A volte sento di essere tutto; lo chiamo Amore. A volte sento di essere nulla; lo chiamo Saggezza. Tra Amore e Saggezza la mia vita scorre continuamente.
L’unica differenza tra noi è che io sono consapevole del mio stato naturale, mentre tu sei confuso... Lo scopri con serietà, cercando, indagando, interrogando ogni giorno e ogni ora, donando la tua vita a questa scoperta.
Quando capisci che la strada è il traguardo e che sei sempre in cammino—non per raggiungere un obiettivo, ma per godere della sua bellezza e della sua saggezza—la vita smette di essere un compito e diventa naturale e semplice, in sé stessa un’estasi.
C’è solo la vita; non c’è nessuno che viva una vita.

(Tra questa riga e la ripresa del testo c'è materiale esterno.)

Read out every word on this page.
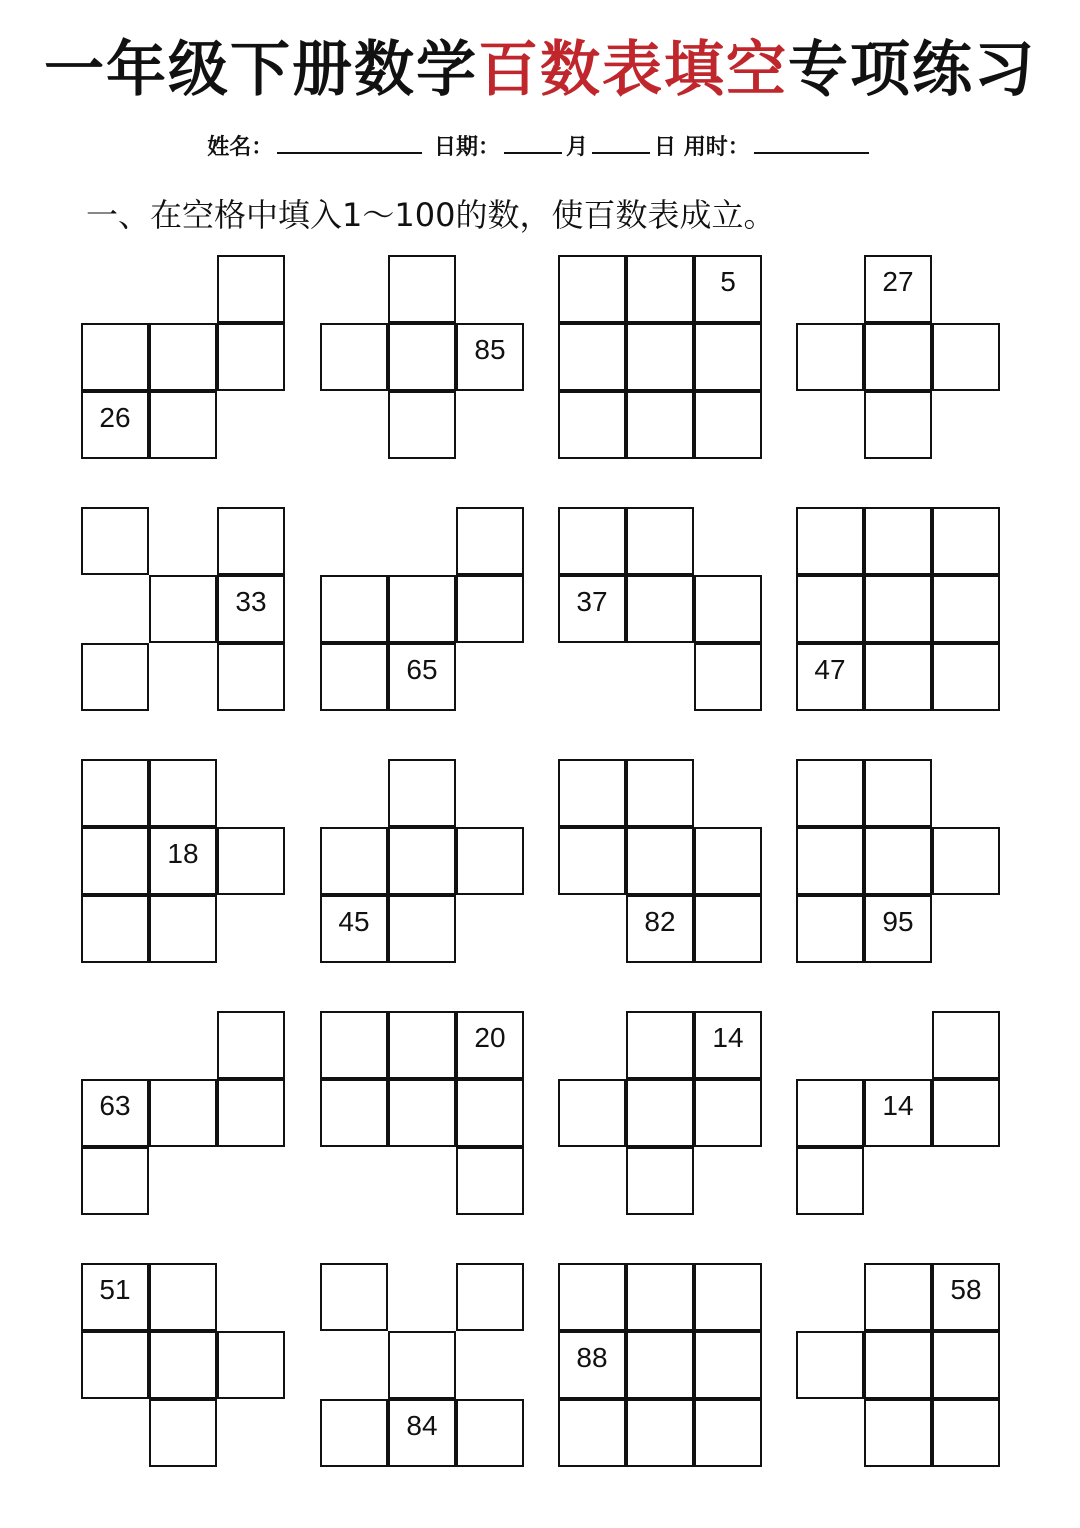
一年级下册数学百数表填空专项练习
姓名：	日期：	月	日 用时：
一、在空格中填入1～100的数，使百数表成立。
26
85
5	27
33
65
37
47
18
45	82	95
63
20	14
14
51
84
88
58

Quando la mente viene allontanata dalle sue preoccupazioni, diventa quieta. Se non disturbi questa quiete e vi resti, scopri che è permeata da una luce e da un amore che non hai mai conosciuto; eppure lo riconosci subito come la tua stessa natura. Dopo aver attraversato questa esperienza, non sarai più lo stesso uomo. La mente indisciplinata può infrangere la sua pace e offuscare la visione, ma è destinata a ritornare, purché lo sforzo sia sostenuto; finché non giungerà il giorno in cui tutti i legami saranno spezzati, le illusioni e gli attaccamenti finiranno e la vita diventerà immensamente concentrata nel presente.
La devozione al tuo scopo ti fa vivere una vita pura e ordinata, dedita alla ricerca della verità e all’aiuto delle persone; e la realizzazione rende la virtù nobile facile e spontanea, rimuovendo per sempre gli ostacoli che hanno la forma di desideri e paure e di idee sbagliate.